Children are even more susceptible than adults to the effects of fragrance chemicals, yet fragrances are added to nearly every baby product on the market. A parent who wears perfume or uses scented products may well be poisoning the air their children breathe. Exposure to fragrances may result in the child having difficulty concentrating, learning disabilities, hyperactive behavior, and even growth retardation and seizures in extreme cases.

Even though there are outward symptoms that can be evident, there may also be symptoms that we cannot see. We know that many chemicals can cause birth defects (both subtle, like learning disabilities, and overt, like limb deformities) or make changes in DNA, but it is often difficult, if not impossible, to link those effects to a given exposure.

If you really insist on wearing fragrances, choose wisely. There are many natural perfumes out there; you just can’t buy them from an overly made-up, lab coat clad lady in a department store waiting to take advantage of your naïve nose.

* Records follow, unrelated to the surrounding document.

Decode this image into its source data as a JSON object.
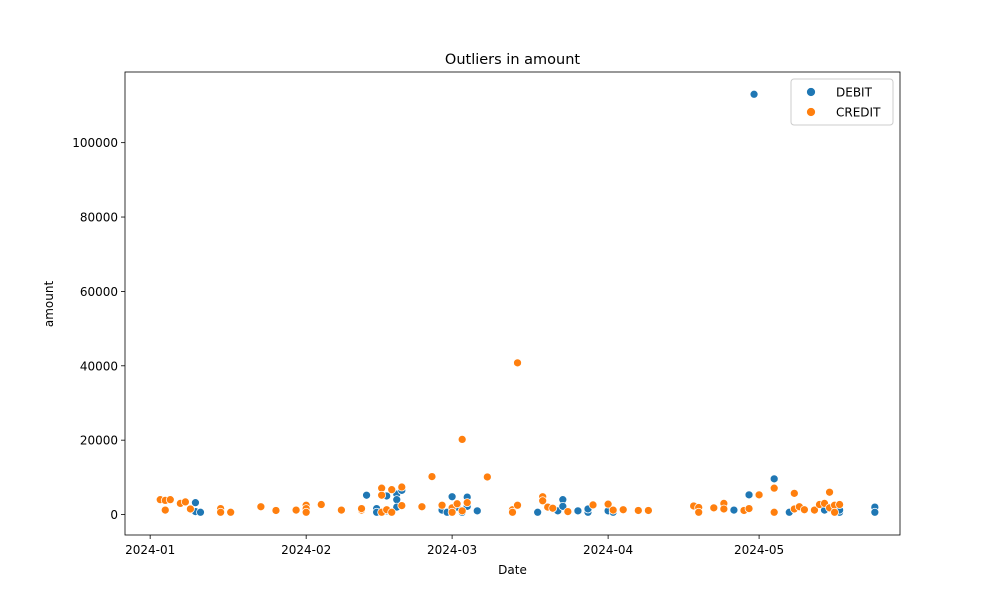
{
  "chart_data": {
    "type": "scatter",
    "title": "Outliers in amount",
    "xlabel": "Date",
    "ylabel": "amount",
    "xlim": [
      "2023-12-27",
      "2024-05-29"
    ],
    "ylim": [
      -5500,
      119000
    ],
    "x_ticks": [
      {
        "value": "2024-01-01",
        "label": "2024-01"
      },
      {
        "value": "2024-02-01",
        "label": "2024-02"
      },
      {
        "value": "2024-03-01",
        "label": "2024-03"
      },
      {
        "value": "2024-04-01",
        "label": "2024-04"
      },
      {
        "value": "2024-05-01",
        "label": "2024-05"
      }
    ],
    "y_ticks": [
      0,
      20000,
      40000,
      60000,
      80000,
      100000
    ],
    "grid": false,
    "legend_position": "top-right",
    "series": [
      {
        "name": "DEBIT",
        "color": "#1f77b4",
        "points": [
          [
            "2024-01-10",
            3200
          ],
          [
            "2024-01-10",
            800
          ],
          [
            "2024-01-11",
            600
          ],
          [
            "2024-02-13",
            5200
          ],
          [
            "2024-02-15",
            1600
          ],
          [
            "2024-02-15",
            600
          ],
          [
            "2024-02-17",
            5000
          ],
          [
            "2024-02-17",
            1000
          ],
          [
            "2024-02-19",
            5500
          ],
          [
            "2024-02-19",
            4000
          ],
          [
            "2024-02-19",
            2000
          ],
          [
            "2024-02-20",
            6500
          ],
          [
            "2024-02-28",
            1200
          ],
          [
            "2024-02-29",
            600
          ],
          [
            "2024-03-01",
            4800
          ],
          [
            "2024-03-02",
            2000
          ],
          [
            "2024-03-03",
            600
          ],
          [
            "2024-03-04",
            4700
          ],
          [
            "2024-03-04",
            2200
          ],
          [
            "2024-03-06",
            1000
          ],
          [
            "2024-03-18",
            600
          ],
          [
            "2024-03-22",
            1000
          ],
          [
            "2024-03-23",
            4000
          ],
          [
            "2024-03-23",
            2200
          ],
          [
            "2024-03-26",
            1000
          ],
          [
            "2024-03-28",
            600
          ],
          [
            "2024-03-28",
            1500
          ],
          [
            "2024-04-01",
            1000
          ],
          [
            "2024-04-02",
            600
          ],
          [
            "2024-04-26",
            1200
          ],
          [
            "2024-04-29",
            5300
          ],
          [
            "2024-04-30",
            113000
          ],
          [
            "2024-05-04",
            9600
          ],
          [
            "2024-05-07",
            600
          ],
          [
            "2024-05-14",
            1200
          ],
          [
            "2024-05-17",
            600
          ],
          [
            "2024-05-17",
            1200
          ],
          [
            "2024-05-24",
            2000
          ],
          [
            "2024-05-24",
            600
          ]
        ]
      },
      {
        "name": "CREDIT",
        "color": "#ff7f0e",
        "points": [
          [
            "2024-01-03",
            4000
          ],
          [
            "2024-01-04",
            3800
          ],
          [
            "2024-01-04",
            1200
          ],
          [
            "2024-01-05",
            4000
          ],
          [
            "2024-01-07",
            3000
          ],
          [
            "2024-01-08",
            3400
          ],
          [
            "2024-01-09",
            1500
          ],
          [
            "2024-01-15",
            1600
          ],
          [
            "2024-01-15",
            600
          ],
          [
            "2024-01-17",
            600
          ],
          [
            "2024-01-23",
            2100
          ],
          [
            "2024-01-26",
            1100
          ],
          [
            "2024-01-30",
            1200
          ],
          [
            "2024-02-01",
            2500
          ],
          [
            "2024-02-01",
            1600
          ],
          [
            "2024-02-01",
            600
          ],
          [
            "2024-02-04",
            2700
          ],
          [
            "2024-02-08",
            1200
          ],
          [
            "2024-02-12",
            1200
          ],
          [
            "2024-02-12",
            1600
          ],
          [
            "2024-02-16",
            7100
          ],
          [
            "2024-02-16",
            5200
          ],
          [
            "2024-02-16",
            600
          ],
          [
            "2024-02-17",
            1300
          ],
          [
            "2024-02-18",
            6700
          ],
          [
            "2024-02-18",
            600
          ],
          [
            "2024-02-20",
            7400
          ],
          [
            "2024-02-20",
            2400
          ],
          [
            "2024-02-24",
            2100
          ],
          [
            "2024-02-26",
            10200
          ],
          [
            "2024-02-28",
            2500
          ],
          [
            "2024-03-01",
            1800
          ],
          [
            "2024-03-01",
            600
          ],
          [
            "2024-03-02",
            2900
          ],
          [
            "2024-03-03",
            20200
          ],
          [
            "2024-03-03",
            1000
          ],
          [
            "2024-03-04",
            3200
          ],
          [
            "2024-03-08",
            10100
          ],
          [
            "2024-03-13",
            1300
          ],
          [
            "2024-03-13",
            600
          ],
          [
            "2024-03-14",
            40800
          ],
          [
            "2024-03-14",
            2500
          ],
          [
            "2024-03-19",
            4800
          ],
          [
            "2024-03-19",
            3700
          ],
          [
            "2024-03-20",
            2000
          ],
          [
            "2024-03-21",
            1700
          ],
          [
            "2024-03-24",
            800
          ],
          [
            "2024-03-29",
            2600
          ],
          [
            "2024-04-01",
            2800
          ],
          [
            "2024-04-02",
            1200
          ],
          [
            "2024-04-04",
            1300
          ],
          [
            "2024-04-07",
            1100
          ],
          [
            "2024-04-09",
            1100
          ],
          [
            "2024-04-18",
            2300
          ],
          [
            "2024-04-19",
            1900
          ],
          [
            "2024-04-19",
            600
          ],
          [
            "2024-04-22",
            1800
          ],
          [
            "2024-04-24",
            3000
          ],
          [
            "2024-04-24",
            1500
          ],
          [
            "2024-04-28",
            1100
          ],
          [
            "2024-04-29",
            1600
          ],
          [
            "2024-05-01",
            5300
          ],
          [
            "2024-05-04",
            7100
          ],
          [
            "2024-05-04",
            600
          ],
          [
            "2024-05-08",
            5700
          ],
          [
            "2024-05-08",
            1500
          ],
          [
            "2024-05-09",
            2100
          ],
          [
            "2024-05-10",
            1300
          ],
          [
            "2024-05-12",
            1200
          ],
          [
            "2024-05-13",
            2700
          ],
          [
            "2024-05-14",
            3000
          ],
          [
            "2024-05-15",
            1800
          ],
          [
            "2024-05-15",
            6000
          ],
          [
            "2024-05-16",
            2500
          ],
          [
            "2024-05-16",
            600
          ],
          [
            "2024-05-17",
            2700
          ]
        ]
      }
    ]
  }
}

Try essential oils, simply the “oil of” the plant material from which they were extracted, such as lavender, rose, eucalyptus, or sandalwood (just to name a few). Since essential oil is typically extracted by distillation, you are only buying a natural component of the plant itself. The scent is pure, deep, long lasting, and they often have many health-promoting effects – just consider aromatherapy!

You can also buy perfume oil, which is essential oil typically cut with jojoba oil (a shrub native to the American southwest), since it is colourless and odorless. The vial pictured above is rose oil, my absolute undoing! I bought this in Marrakech since they are known for their high-quality oils, but you can purchase perfume and essential oils at most health food stores. Just ask someone for assistance as each brand ranges a great deal in quality and price.

Solid perfume is another great option. The strange looking object beside the bottle is just that – essential oil combined with beeswax, and we all know the benefits of that glorious substance! You will often find solid perfume in a small container of sorts, but this one (also purchased in Morocco) was a rare find. Solid perfume is almost like lip balm, except that you rub in into your pulse points: wrists, neck, behind the ear, base of the throat, temples. This is where the blood vessels are closest to the skin giving off more heat and acting like mini fragrance pumps.

For some amazing natural scents made from the highest quality ingredients, check out Living Libations! Use: mynewroots15 for 15% off.

The effects of many fragrance chemicals on health are still largely unknown. The fact that different fragrances cause different symptoms (or no symptoms at all) may indicate that some chemicals are more toxic than others. But until all chemicals have been tested, we can’t know which products are harmful, and which are not. Until the time that all chemicals have been tested and the harmful one removed from production processes, it is prudent to avoid fragranced products as much as possible. Afterall, you shouldn’t have to cause asthma attacks and alter your DNA just to smell a little sweeter!